I am all for the simplicity of a parry and punch to the face, I have zero problem with that.  The drill that most people train as "Hubud" or "Sagong Labo" with the "stop, pass, trap" or "parry, pass, trap" is a basic technique series.  Later, the other hand gets thrown into the mix with simultaneous hits, so the first beat might be "parry and cut to arm" which might be the "gunting" motion or simple "parry and palm heel to nose."  One of the problems with these drills is that the basic drill is what most people see and some practitioners never get past.


----------



## geezer (Oct 4, 2014)

So far all these posts are really excellent. Are there any studies to see if the combination of FMA and WC elevates your IQ? 


BTW, my DTE instructor also has a Pekiti background so I can definitely see what _Blindside _and _KPM_ are getting at.


----------



## Argus (Oct 5, 2014)

I think the main difference is that with short weapons, with which FMA train, arms can be cut, where as empty hand, they can't, so it makes more sense to attack center.

Again, I think fencing offers a useful analogy. Anyone who has trained with longer weapons will quickly find that applying a WC mentality; staying on the centerline, chasing the opponent, and not his weapon meets with success. However, with shorter weapons this does not hold true, because your hand is already well within range before you can threaten your opponent's body.
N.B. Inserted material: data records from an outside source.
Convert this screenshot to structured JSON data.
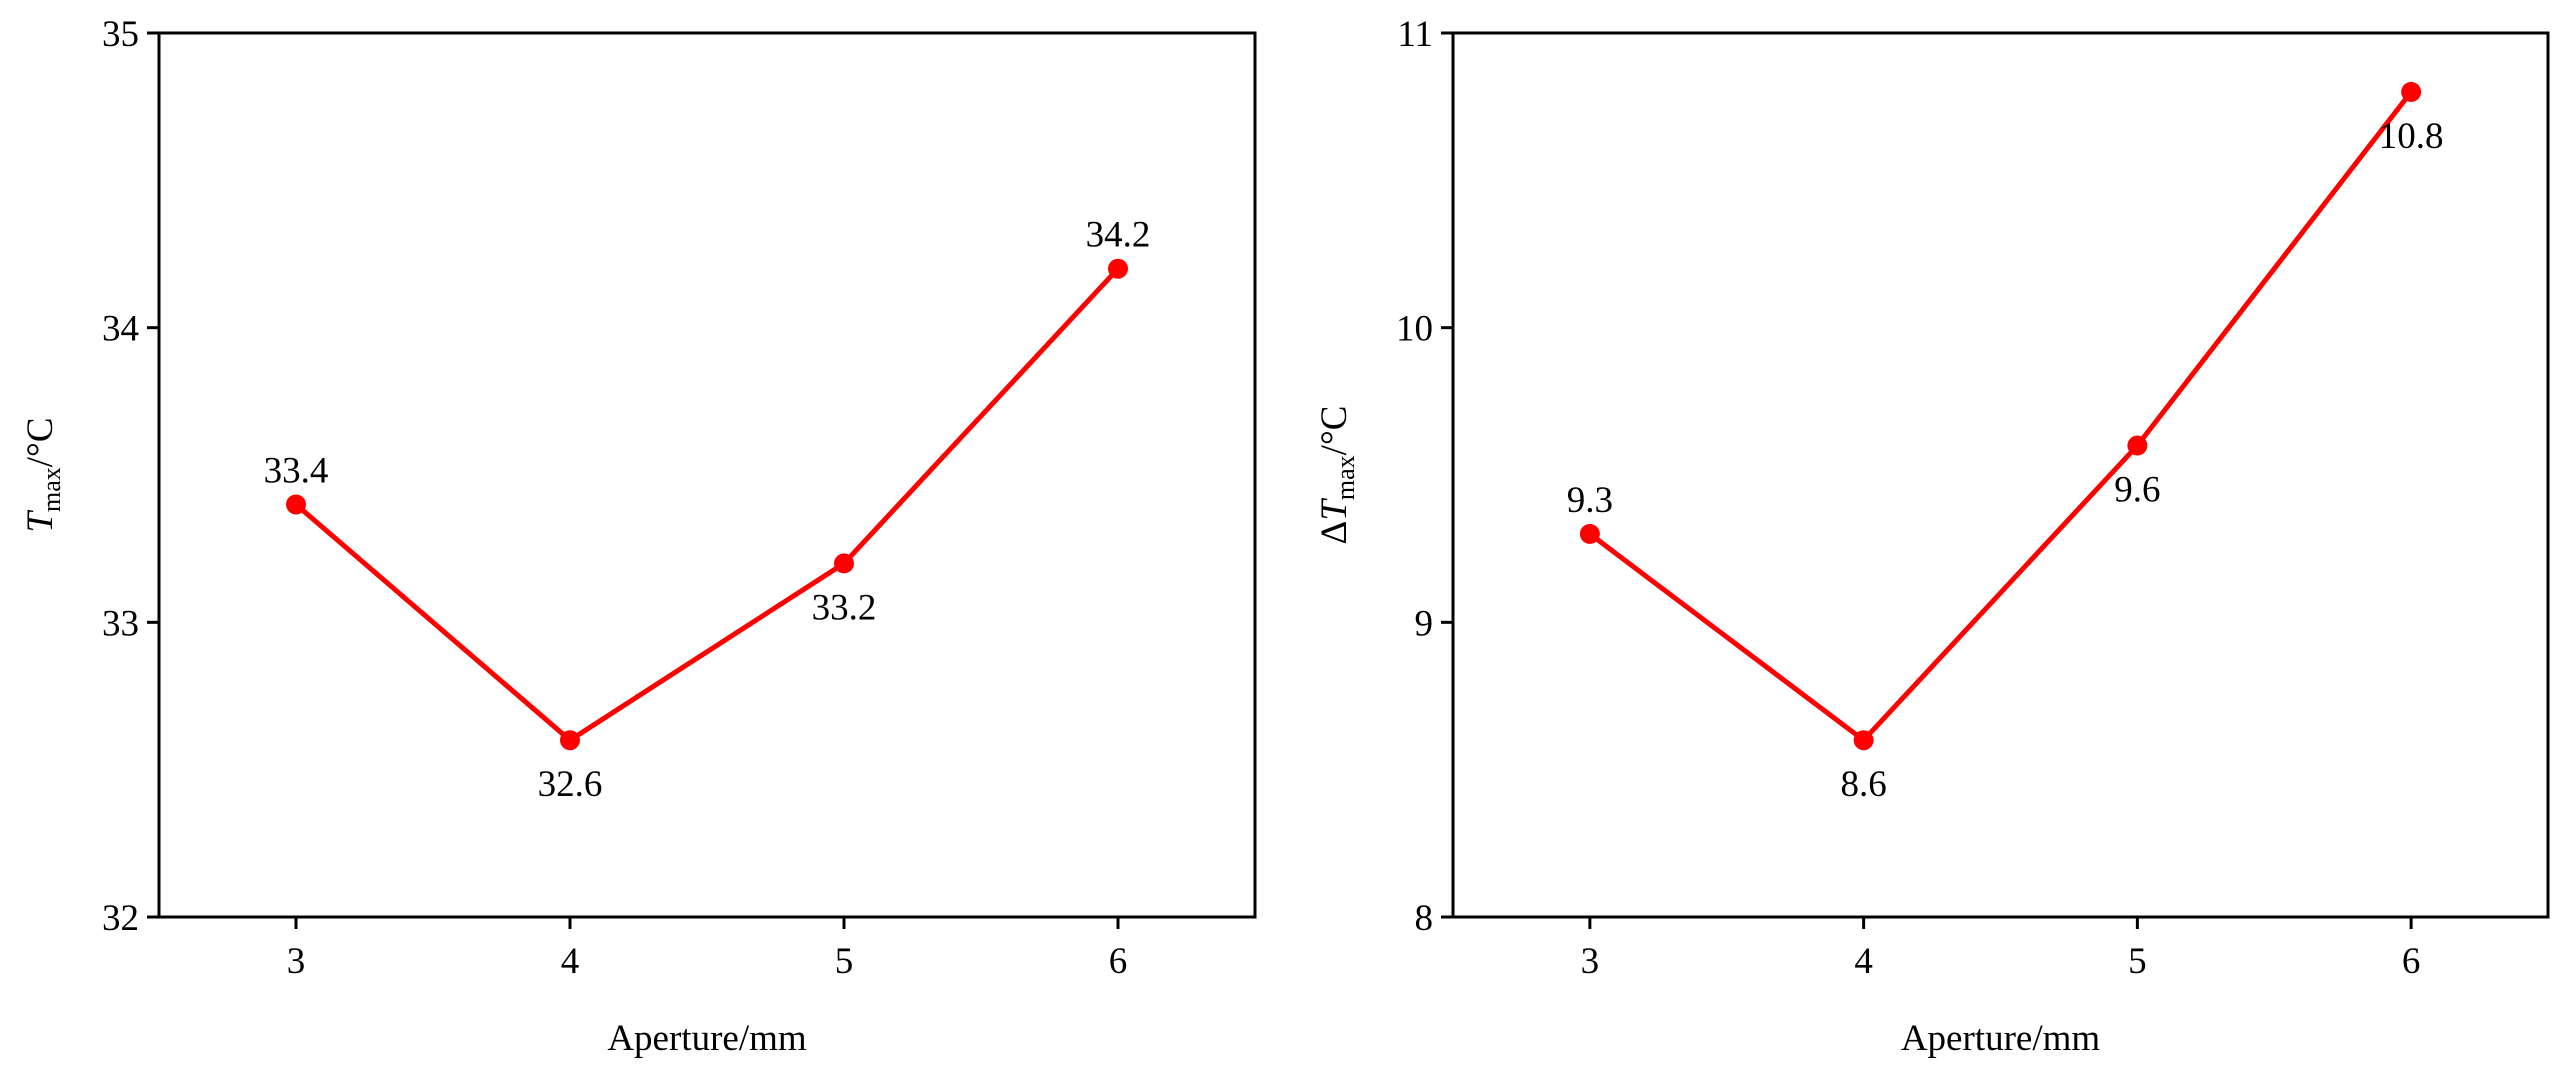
{
  "chart_data": [
    {
      "type": "line",
      "x": [
        3,
        4,
        5,
        6
      ],
      "values": [
        33.4,
        32.6,
        33.2,
        34.2
      ],
      "color": "#ff0000",
      "xlim": [
        2.5,
        6.5
      ],
      "xticks": [
        3,
        4,
        5,
        6
      ],
      "ylim": [
        32,
        35
      ],
      "yticks": [
        32,
        33,
        34,
        35
      ],
      "x_label": "Aperture/mm",
      "y_label": {
        "symbol": "T",
        "subscript": "max",
        "suffix": "/°C"
      }
    },
    {
      "type": "line",
      "x": [
        3,
        4,
        5,
        6
      ],
      "values": [
        9.3,
        8.6,
        9.6,
        10.8
      ],
      "color": "#ff0000",
      "xlim": [
        2.5,
        6.5
      ],
      "xticks": [
        3,
        4,
        5,
        6
      ],
      "ylim": [
        8,
        11
      ],
      "yticks": [
        8,
        9,
        10,
        11
      ],
      "x_label": "Aperture/mm",
      "y_label": {
        "prefix": "Δ",
        "symbol": "T",
        "subscript": "max",
        "suffix": "/°C"
      }
    }
  ]
}
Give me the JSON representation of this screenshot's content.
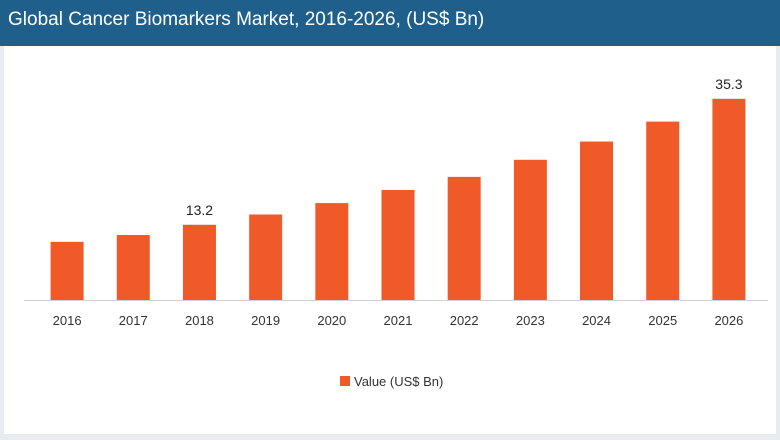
{
  "header": {
    "title": "Global Cancer Biomarkers Market, 2016-2026, (US$ Bn)"
  },
  "chart_data": {
    "type": "bar",
    "title": "Global Cancer Biomarkers Market, 2016-2026, (US$ Bn)",
    "categories": [
      "2016",
      "2017",
      "2018",
      "2019",
      "2020",
      "2021",
      "2022",
      "2023",
      "2024",
      "2025",
      "2026"
    ],
    "series": [
      {
        "name": "Value (US$ Bn)",
        "values": [
          10.2,
          11.4,
          13.2,
          15.0,
          17.0,
          19.3,
          21.6,
          24.6,
          27.8,
          31.3,
          35.3
        ],
        "color": "#f05a28"
      }
    ],
    "data_labels": [
      {
        "category": "2018",
        "text": "13.2"
      },
      {
        "category": "2026",
        "text": "35.3"
      }
    ],
    "xlabel": "",
    "ylabel": "",
    "ylim": [
      0,
      40
    ],
    "grid": false,
    "legend": {
      "position": "bottom",
      "entries": [
        "Value (US$ Bn)"
      ]
    }
  }
}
This is why you will see more parry-reposte, and less chasing center and what we would refer to as "lat sau jik chung" in something like military sabre, or renaissance dussack, compared to rapier, longsword, or spear.

Nonetheless, I suppose if someone is slashing at your arms and chasing hands, you can still apply WC principles. Remove the hand they're chasing, and follow in with the other one. But really, from a self defense standpoint, if they're not actually trying to stab or cut your body, you should really be disengaging, not playing with them. In that sense, I think WC is still well suited to dealing with an earnest attacker.
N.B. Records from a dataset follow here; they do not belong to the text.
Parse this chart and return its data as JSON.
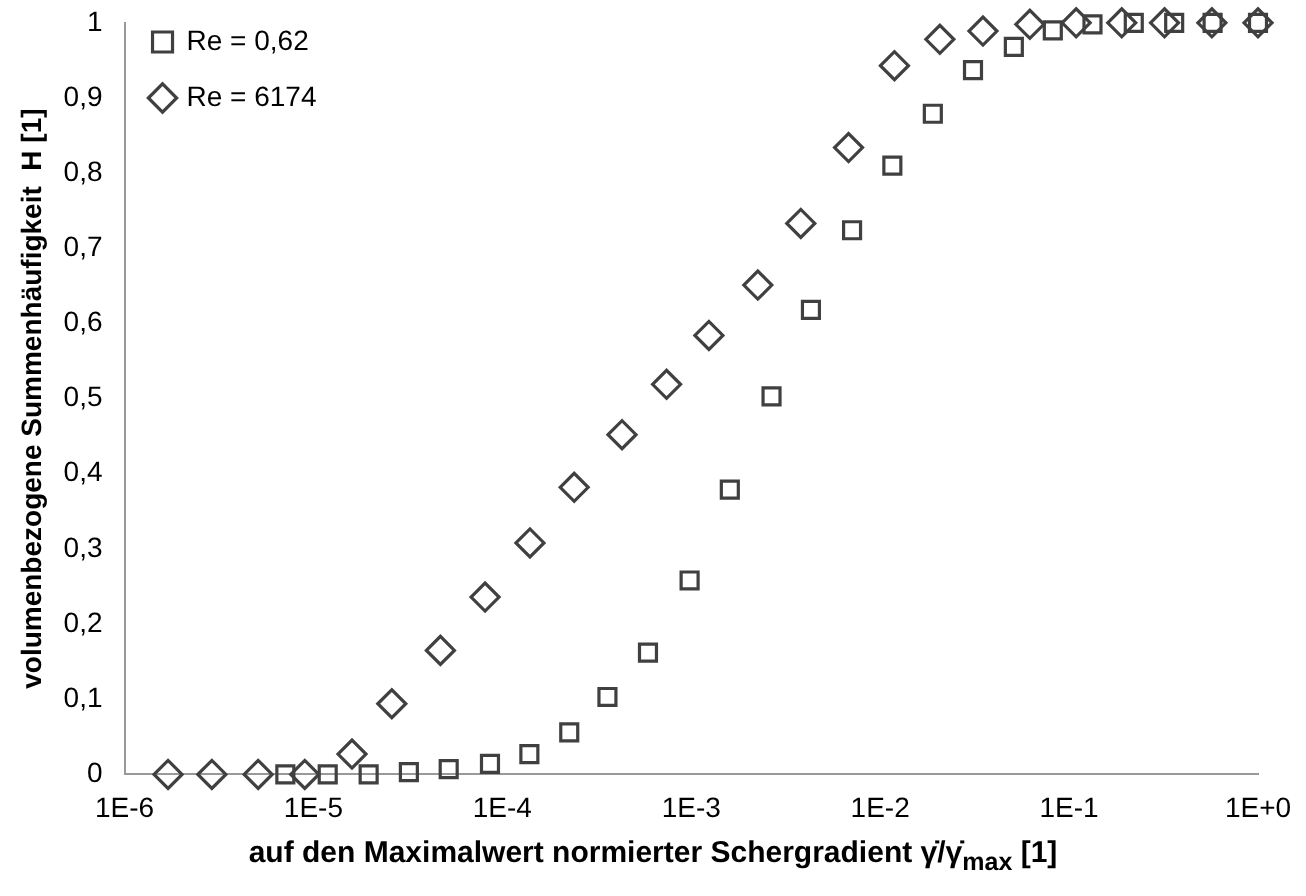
{
  "chart_data": {
    "type": "scatter",
    "xlabel": "auf den Maximalwert normierter Schergradient  γ̇/γ̇$_{max}$ [1]",
    "ylabel": "volumenbezogene Summenhäufigkeit  H [1]",
    "log": "x",
    "grid": false,
    "legend": "top left",
    "xlim": [
      1e-06,
      1
    ],
    "ylim": [
      0,
      1
    ],
    "xticks": [
      {
        "value": 1e-06,
        "label": "1E-6"
      },
      {
        "value": 1e-05,
        "label": "1E-5"
      },
      {
        "value": 0.0001,
        "label": "1E-4"
      },
      {
        "value": 0.001,
        "label": "1E-3"
      },
      {
        "value": 0.01,
        "label": "1E-2"
      },
      {
        "value": 0.1,
        "label": "1E-1"
      },
      {
        "value": 1,
        "label": "1E+0"
      }
    ],
    "yticks": [
      0,
      {
        "value": 0.1,
        "label": "0,1"
      },
      {
        "value": 0.2,
        "label": "0,2"
      },
      {
        "value": 0.3,
        "label": "0,3"
      },
      {
        "value": 0.4,
        "label": "0,4"
      },
      {
        "value": 0.5,
        "label": "0,5"
      },
      {
        "value": 0.6,
        "label": "0,6"
      },
      {
        "value": 0.7,
        "label": "0,7"
      },
      {
        "value": 0.8,
        "label": "0,8"
      },
      {
        "value": 0.9,
        "label": "0,9"
      },
      1
    ],
    "series": [
      {
        "name": "Re = 0,62",
        "color": "#404040",
        "marker": "square",
        "x": [
          7.1e-06,
          1.19e-05,
          1.96e-05,
          3.2e-05,
          5.2e-05,
          8.6e-05,
          0.000139,
          0.000226,
          0.00036,
          0.00059,
          0.00098,
          0.0016,
          0.00266,
          0.0043,
          0.0071,
          0.0116,
          0.019,
          0.031,
          0.051,
          0.082,
          0.133,
          0.22,
          0.36,
          0.575,
          1
        ],
        "values": [
          0,
          0,
          0,
          0.003,
          0.007,
          0.014,
          0.027,
          0.056,
          0.103,
          0.162,
          0.258,
          0.379,
          0.503,
          0.618,
          0.724,
          0.81,
          0.879,
          0.937,
          0.968,
          0.99,
          0.998,
          1,
          1,
          1,
          1
        ]
      },
      {
        "name": "Re = 6174",
        "color": "#404040",
        "marker": "diamond",
        "x": [
          1.7e-06,
          2.9e-06,
          5.1e-06,
          9e-06,
          1.6e-05,
          2.6e-05,
          4.7e-05,
          8.1e-05,
          0.00014,
          0.00024,
          0.00043,
          0.00074,
          0.00124,
          0.00225,
          0.0038,
          0.0068,
          0.0119,
          0.0207,
          0.035,
          0.062,
          0.109,
          0.19,
          0.32,
          0.57,
          1
        ],
        "values": [
          0,
          0,
          0,
          0,
          0.027,
          0.094,
          0.165,
          0.236,
          0.308,
          0.382,
          0.452,
          0.519,
          0.584,
          0.651,
          0.733,
          0.834,
          0.943,
          0.978,
          0.989,
          0.998,
          1,
          1,
          1,
          1,
          1
        ]
      }
    ]
  }
}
Admittedly, as usual, I'm speculating about things which I'm mostly ignorant of


----------



## K-man (Oct 5, 2014)

geezer said:


> So far all these posts are really excellent. Are there any studies to see if the combination of FMA and WC elevates your IQ?
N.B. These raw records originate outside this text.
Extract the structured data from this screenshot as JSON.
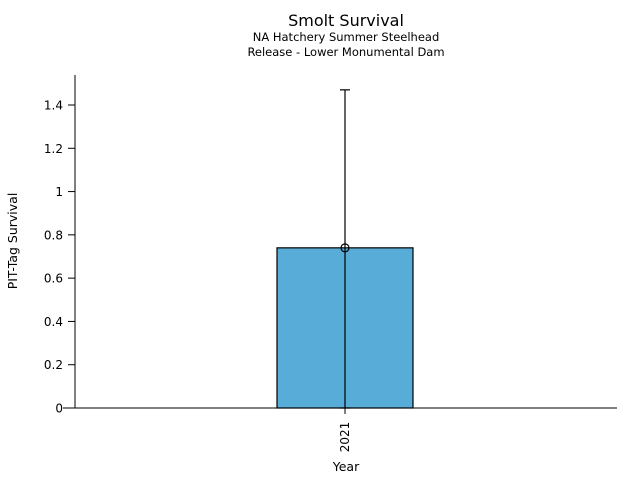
{
  "chart_data": {
    "type": "bar",
    "title": "Smolt Survival",
    "subtitle_line1": "NA Hatchery Summer Steelhead",
    "subtitle_line2": "Release - Lower Monumental Dam",
    "xlabel": "Year",
    "ylabel": "PIT-Tag Survival",
    "categories": [
      "2021"
    ],
    "values": [
      0.74
    ],
    "error_low": [
      0.0
    ],
    "error_high": [
      1.47
    ],
    "yticks": [
      0,
      0.2,
      0.4,
      0.6,
      0.8,
      1,
      1.2,
      1.4
    ],
    "ytick_labels": [
      "0",
      "0.2",
      "0.4",
      "0.6",
      "0.8",
      "1",
      "1.2",
      "1.4"
    ],
    "ylim": [
      0,
      1.54
    ],
    "grid": false,
    "legend_position": "none",
    "marker": "open-circle",
    "colors": {
      "bar_fill": "#58ACD8",
      "bar_edge": "#000000",
      "error_bar": "#000000",
      "axis": "#000000",
      "text": "#000000",
      "background": "#ffffff"
    }
  }
}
I think from what I have read that is an extremely remote possibility.


----------



## Thunder Foot (Oct 5, 2014)

I concur with geezer. the feeling of chasing hands I kept running into went against the principles of WC I learned. As a result I didn't find a continuance in the simplification process of Martial Art that I was seeking. Alternately, I do find the simplification furthered in Do form and continue to practice it.


----------